Wednesday, March 25, 2009

Adapt me, Transform me, Mold me


I read this in our morning devotions today. I'm sure it was written just for me just for today.


"No pronuncies oraciones del tipo: 'Consuelame, ayudame a vivir sin contratiempos, librame de este mal rato.' Ora mas bien: 'Adaptame, transformame, moldeame, aunque me duela.'"


Do not pray, "Comfort me, help me to live without setbacks, free me from this bad time." Rather pray, "Adapt me, transform me, mold me even if it hurts."


To say I'm struggling at being completely on my own with 3 little girls is an understatement. I've looked for other options/solutions to the struggle and they have not worked out.

I have to believe that for some reason God is allowing the 4 of us to stay together. I feel like I can't do this but He isn't opening any other doors right now so.....

my prayer has changed from

"Lord, help me find a more suitable place for Flor, send someone to help me and give me relief," to "Lord give me the strength, love, patience, and wisdom to care for these three Precious Miracles (Serious emphasis on the Precious!!!!) and to do it with a content heart."

3 comments:

sharboon said...

Hi, Preshy.

I am soooo proud of you!
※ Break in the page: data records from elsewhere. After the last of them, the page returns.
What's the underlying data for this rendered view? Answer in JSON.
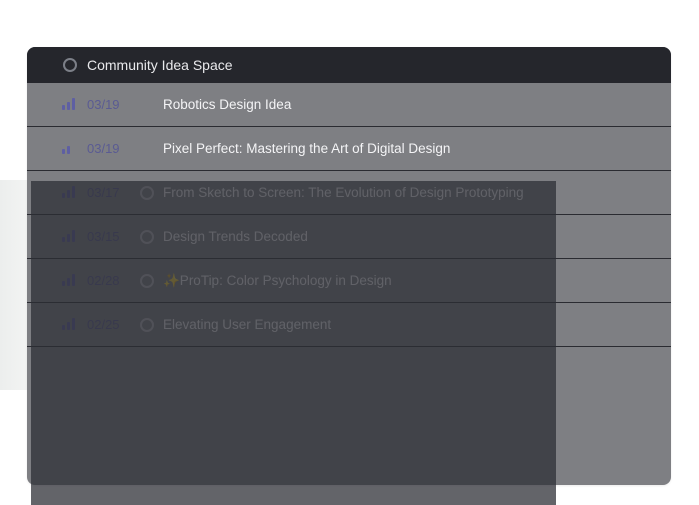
{
  "header": {
    "title": "Community Idea Space",
    "icon": "status-circle-icon"
  },
  "rows": [
    {
      "date": "03/19",
      "title": "Robotics Design Idea",
      "priority_icon": "bar-chart-icon",
      "circle_visible": false
    },
    {
      "date": "03/19",
      "title": "Pixel Perfect: Mastering the Art of Digital Design",
      "priority_icon": "bar-chart-icon",
      "circle_visible": false
    },
    {
      "date": "03/17",
      "title": "From Sketch to Screen: The Evolution of Design Prototyping",
      "priority_icon": "bar-chart-icon",
      "circle_visible": true
    },
    {
      "date": "03/15",
      "title": "Design Trends Decoded",
      "priority_icon": "bar-chart-icon",
      "circle_visible": true
    },
    {
      "date": "02/28",
      "title": "✨ProTip: Color Psychology in Design",
      "priority_icon": "bar-chart-icon",
      "circle_visible": true
    },
    {
      "date": "02/25",
      "title": "Elevating User Engagement",
      "priority_icon": "bar-chart-icon",
      "circle_visible": true
    }
  ],
  "colors": {
    "header_bg": "#25262c",
    "list_bg": "#7e7f83",
    "accent": "#5e5fa3",
    "overlay": "#2d2e34"
  }
}
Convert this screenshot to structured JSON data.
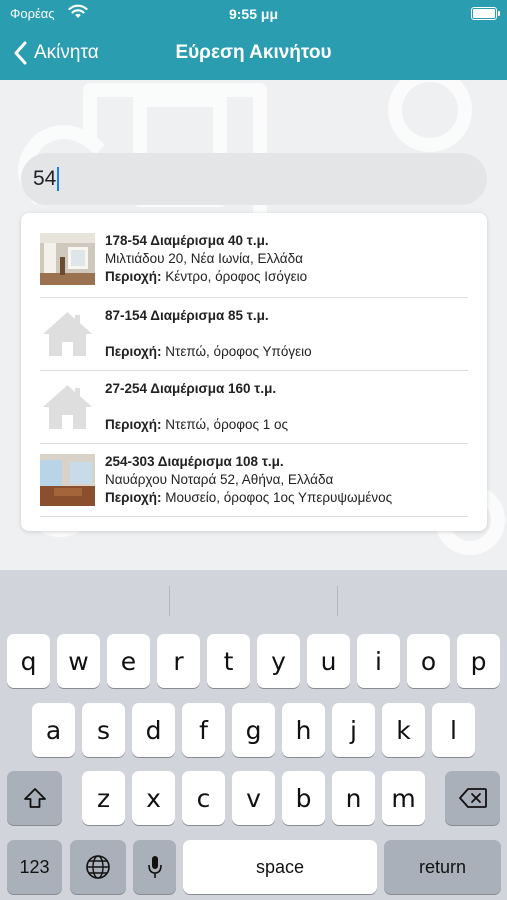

I am praying for you and I know God will give you wisdom and strength. His timing and His answers are always better than what we can imagine.

I love you. Mom

Mama Mia 4 said...

Thank you for sharing this devotion. (Even though I don't understand Spanish.) I needed to hear those words as much as you do. No matter how much we have in regard to help and support, I think that if we are seeking God he wants us to grow and deepen our relationship with him and he stretches us to do that. I am about 1.5 mo. from baby 4's arrival and there are days I feel like I can't find the strength to handle the 3 I have already. But as you pray for God to guide you and give you strength he always provides and I look back and I am amazed how much I have grown and what I can handle now that I couldn't before. You will also look back and be amazed at how God transforms you. It isn't easy but it is beautiful. You are an amazing woman. I hope to get your book sometime soon when I can maybe find time to read it maybe while I sit and nurse this baby. Right now I don't seem to see when I would have time. I look forward to reading more of your story. I will keep you in my prayer. Many blessings to you-Sara K.